Bank CEO materialism, corporate culture and risk
Bank CEO materialism, corporate culture and risk
Friday, October 9, 2015: 9:00 AM
We examine the influence of bank CEOs on the risk culture of banking organizations. We posit that materialistic CEOs, as evidenced by the ownership of luxury goods, will exhibit a greater proclivity for promoting aggressive risk-taking cultures characterized by weaker risk control environments and more extreme lower tail risk relative to non-materialistic CEOs. We document that the proportion of banks run by materialistic CEOs increased significantly surrounding adoption of the Gramm–Leach–Bliley Act in 1999, both in absolute terms and relative to non-financial firms.
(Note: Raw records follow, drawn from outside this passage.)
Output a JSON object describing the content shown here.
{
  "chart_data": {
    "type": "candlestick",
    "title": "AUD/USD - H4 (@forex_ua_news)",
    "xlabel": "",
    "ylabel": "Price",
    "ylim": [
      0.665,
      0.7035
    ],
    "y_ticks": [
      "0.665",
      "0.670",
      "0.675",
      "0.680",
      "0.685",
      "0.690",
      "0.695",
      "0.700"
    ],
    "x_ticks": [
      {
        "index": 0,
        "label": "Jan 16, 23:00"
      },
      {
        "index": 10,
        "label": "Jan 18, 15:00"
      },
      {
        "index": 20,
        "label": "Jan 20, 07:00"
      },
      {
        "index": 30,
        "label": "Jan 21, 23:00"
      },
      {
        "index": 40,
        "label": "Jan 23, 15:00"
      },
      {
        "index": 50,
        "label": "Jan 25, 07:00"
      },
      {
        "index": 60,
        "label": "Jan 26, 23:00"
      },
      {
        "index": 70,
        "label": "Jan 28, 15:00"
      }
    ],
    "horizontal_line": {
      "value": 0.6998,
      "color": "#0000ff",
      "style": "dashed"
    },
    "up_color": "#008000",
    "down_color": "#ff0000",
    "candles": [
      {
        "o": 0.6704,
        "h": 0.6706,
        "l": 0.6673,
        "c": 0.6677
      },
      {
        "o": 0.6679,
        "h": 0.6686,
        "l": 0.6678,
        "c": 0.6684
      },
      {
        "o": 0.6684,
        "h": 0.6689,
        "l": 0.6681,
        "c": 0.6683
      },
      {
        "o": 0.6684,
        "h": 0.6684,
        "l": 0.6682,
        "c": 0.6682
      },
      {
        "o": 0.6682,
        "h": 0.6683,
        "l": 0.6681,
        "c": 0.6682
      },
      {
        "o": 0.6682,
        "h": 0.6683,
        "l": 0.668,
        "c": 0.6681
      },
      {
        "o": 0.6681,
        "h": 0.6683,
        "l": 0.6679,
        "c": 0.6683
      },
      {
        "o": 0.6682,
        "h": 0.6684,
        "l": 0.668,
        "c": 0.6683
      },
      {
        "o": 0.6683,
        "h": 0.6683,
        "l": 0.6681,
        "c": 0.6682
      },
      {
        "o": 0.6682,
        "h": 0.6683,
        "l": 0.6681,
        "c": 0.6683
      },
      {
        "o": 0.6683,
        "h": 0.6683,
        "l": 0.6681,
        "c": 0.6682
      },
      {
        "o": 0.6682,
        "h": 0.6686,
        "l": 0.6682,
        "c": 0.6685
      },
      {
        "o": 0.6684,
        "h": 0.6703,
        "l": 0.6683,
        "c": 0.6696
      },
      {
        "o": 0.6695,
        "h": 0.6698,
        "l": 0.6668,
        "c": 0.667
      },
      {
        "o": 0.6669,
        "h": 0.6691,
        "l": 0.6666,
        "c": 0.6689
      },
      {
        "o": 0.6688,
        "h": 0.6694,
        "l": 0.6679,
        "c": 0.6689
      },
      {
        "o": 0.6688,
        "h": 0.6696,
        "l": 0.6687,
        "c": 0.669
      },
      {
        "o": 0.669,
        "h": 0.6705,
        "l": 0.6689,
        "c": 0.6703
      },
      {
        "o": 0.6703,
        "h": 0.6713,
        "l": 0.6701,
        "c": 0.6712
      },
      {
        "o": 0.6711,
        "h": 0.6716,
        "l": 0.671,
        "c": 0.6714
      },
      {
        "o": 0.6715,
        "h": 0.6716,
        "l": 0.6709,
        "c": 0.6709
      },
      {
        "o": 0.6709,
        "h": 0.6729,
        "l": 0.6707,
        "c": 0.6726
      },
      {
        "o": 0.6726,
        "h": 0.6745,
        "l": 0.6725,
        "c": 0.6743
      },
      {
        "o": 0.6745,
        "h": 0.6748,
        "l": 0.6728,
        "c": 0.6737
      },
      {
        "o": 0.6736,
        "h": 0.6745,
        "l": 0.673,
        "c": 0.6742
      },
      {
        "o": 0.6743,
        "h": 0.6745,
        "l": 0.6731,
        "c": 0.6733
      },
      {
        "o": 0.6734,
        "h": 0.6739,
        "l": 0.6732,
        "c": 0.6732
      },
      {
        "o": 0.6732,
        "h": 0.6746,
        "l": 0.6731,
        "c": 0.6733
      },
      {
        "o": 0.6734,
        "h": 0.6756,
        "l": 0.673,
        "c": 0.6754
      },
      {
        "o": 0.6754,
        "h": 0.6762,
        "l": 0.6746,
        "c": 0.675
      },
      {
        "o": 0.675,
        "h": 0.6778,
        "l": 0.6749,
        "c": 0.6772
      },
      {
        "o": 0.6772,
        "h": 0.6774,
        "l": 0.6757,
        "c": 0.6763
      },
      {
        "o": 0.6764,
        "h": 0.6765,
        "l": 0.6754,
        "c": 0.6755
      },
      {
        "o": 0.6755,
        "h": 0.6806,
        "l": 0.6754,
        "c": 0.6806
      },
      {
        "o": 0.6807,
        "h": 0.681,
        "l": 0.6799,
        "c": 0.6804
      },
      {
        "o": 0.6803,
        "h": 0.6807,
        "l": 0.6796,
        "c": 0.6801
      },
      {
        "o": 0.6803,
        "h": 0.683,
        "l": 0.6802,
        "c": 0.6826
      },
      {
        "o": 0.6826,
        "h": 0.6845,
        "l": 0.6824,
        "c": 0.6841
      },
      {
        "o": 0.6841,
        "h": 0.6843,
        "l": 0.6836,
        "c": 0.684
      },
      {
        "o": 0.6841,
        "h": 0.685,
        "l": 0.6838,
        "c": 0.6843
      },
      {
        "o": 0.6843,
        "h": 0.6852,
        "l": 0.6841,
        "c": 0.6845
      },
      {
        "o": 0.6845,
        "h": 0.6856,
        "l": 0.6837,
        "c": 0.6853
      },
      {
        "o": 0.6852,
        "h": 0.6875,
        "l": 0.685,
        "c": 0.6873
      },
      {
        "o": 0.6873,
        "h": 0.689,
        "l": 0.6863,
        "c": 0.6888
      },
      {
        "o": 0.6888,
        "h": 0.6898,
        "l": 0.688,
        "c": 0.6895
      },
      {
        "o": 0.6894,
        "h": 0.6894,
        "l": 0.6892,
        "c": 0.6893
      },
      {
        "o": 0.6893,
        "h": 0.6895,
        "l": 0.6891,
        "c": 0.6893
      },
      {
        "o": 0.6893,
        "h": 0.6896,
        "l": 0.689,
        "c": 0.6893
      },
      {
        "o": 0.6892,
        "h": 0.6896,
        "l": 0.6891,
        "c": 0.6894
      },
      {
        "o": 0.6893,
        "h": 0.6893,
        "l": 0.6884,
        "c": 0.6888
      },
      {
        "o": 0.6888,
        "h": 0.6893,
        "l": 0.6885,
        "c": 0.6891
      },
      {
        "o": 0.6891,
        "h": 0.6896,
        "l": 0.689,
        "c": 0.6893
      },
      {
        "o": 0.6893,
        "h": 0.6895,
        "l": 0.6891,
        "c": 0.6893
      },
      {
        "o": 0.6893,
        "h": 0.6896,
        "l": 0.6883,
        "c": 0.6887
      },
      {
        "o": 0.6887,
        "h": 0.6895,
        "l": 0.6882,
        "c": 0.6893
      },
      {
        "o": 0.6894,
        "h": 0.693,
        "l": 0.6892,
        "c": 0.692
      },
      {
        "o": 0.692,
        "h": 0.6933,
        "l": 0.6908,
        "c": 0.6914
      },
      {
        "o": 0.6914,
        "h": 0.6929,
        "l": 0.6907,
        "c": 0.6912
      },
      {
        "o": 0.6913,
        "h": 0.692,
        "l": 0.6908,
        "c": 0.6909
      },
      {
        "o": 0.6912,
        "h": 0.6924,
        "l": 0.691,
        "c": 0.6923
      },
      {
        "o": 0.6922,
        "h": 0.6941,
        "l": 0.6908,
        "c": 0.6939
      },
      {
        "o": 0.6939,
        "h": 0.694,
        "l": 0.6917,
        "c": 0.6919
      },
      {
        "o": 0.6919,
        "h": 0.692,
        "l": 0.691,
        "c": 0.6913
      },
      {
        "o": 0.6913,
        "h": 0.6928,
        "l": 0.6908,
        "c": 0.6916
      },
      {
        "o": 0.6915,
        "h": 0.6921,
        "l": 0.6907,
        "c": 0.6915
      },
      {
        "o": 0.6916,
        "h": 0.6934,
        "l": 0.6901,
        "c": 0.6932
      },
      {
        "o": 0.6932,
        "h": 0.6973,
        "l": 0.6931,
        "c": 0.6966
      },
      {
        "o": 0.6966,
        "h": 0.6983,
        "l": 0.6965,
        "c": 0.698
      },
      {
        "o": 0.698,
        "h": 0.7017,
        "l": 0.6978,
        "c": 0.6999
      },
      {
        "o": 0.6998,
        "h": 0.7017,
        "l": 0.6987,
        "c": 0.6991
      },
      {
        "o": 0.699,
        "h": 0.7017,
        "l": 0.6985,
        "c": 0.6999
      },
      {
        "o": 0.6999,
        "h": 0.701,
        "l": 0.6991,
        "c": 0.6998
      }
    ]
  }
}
Of all industries, banks had the lowest proportion of materialistic CEOs in 1994 at 44% (equivalent to Utilities), and the highest proportion of 64% in 2004. Then, using an index reflecting the strength and independence of a bank’s risk management function (RMI), we find that the RMI is significantly lower for banks with a materialistic CEO, and that the RMI significantly increases after a non-materialistic CEO replaces a materialistic CEO and decreases after a materialistic CEO succeeds a non-materialistic one. We also find that banks with materialistic CEOs have significantly more downside tail risk relative to the banks with non-materialistic CEOs, where the difference in tail risk the between groups increased significantly during the recent crisis. Finally, we provide evidence that non-CEO executives in banks with materialistic CEOs have a high propensity to exploit inside trading opportunities around government intervention during the financial crisis relative to executives at banks with frugal CEOs. This is consistent with the influence of CEO type propagating through a corporate cultural channel.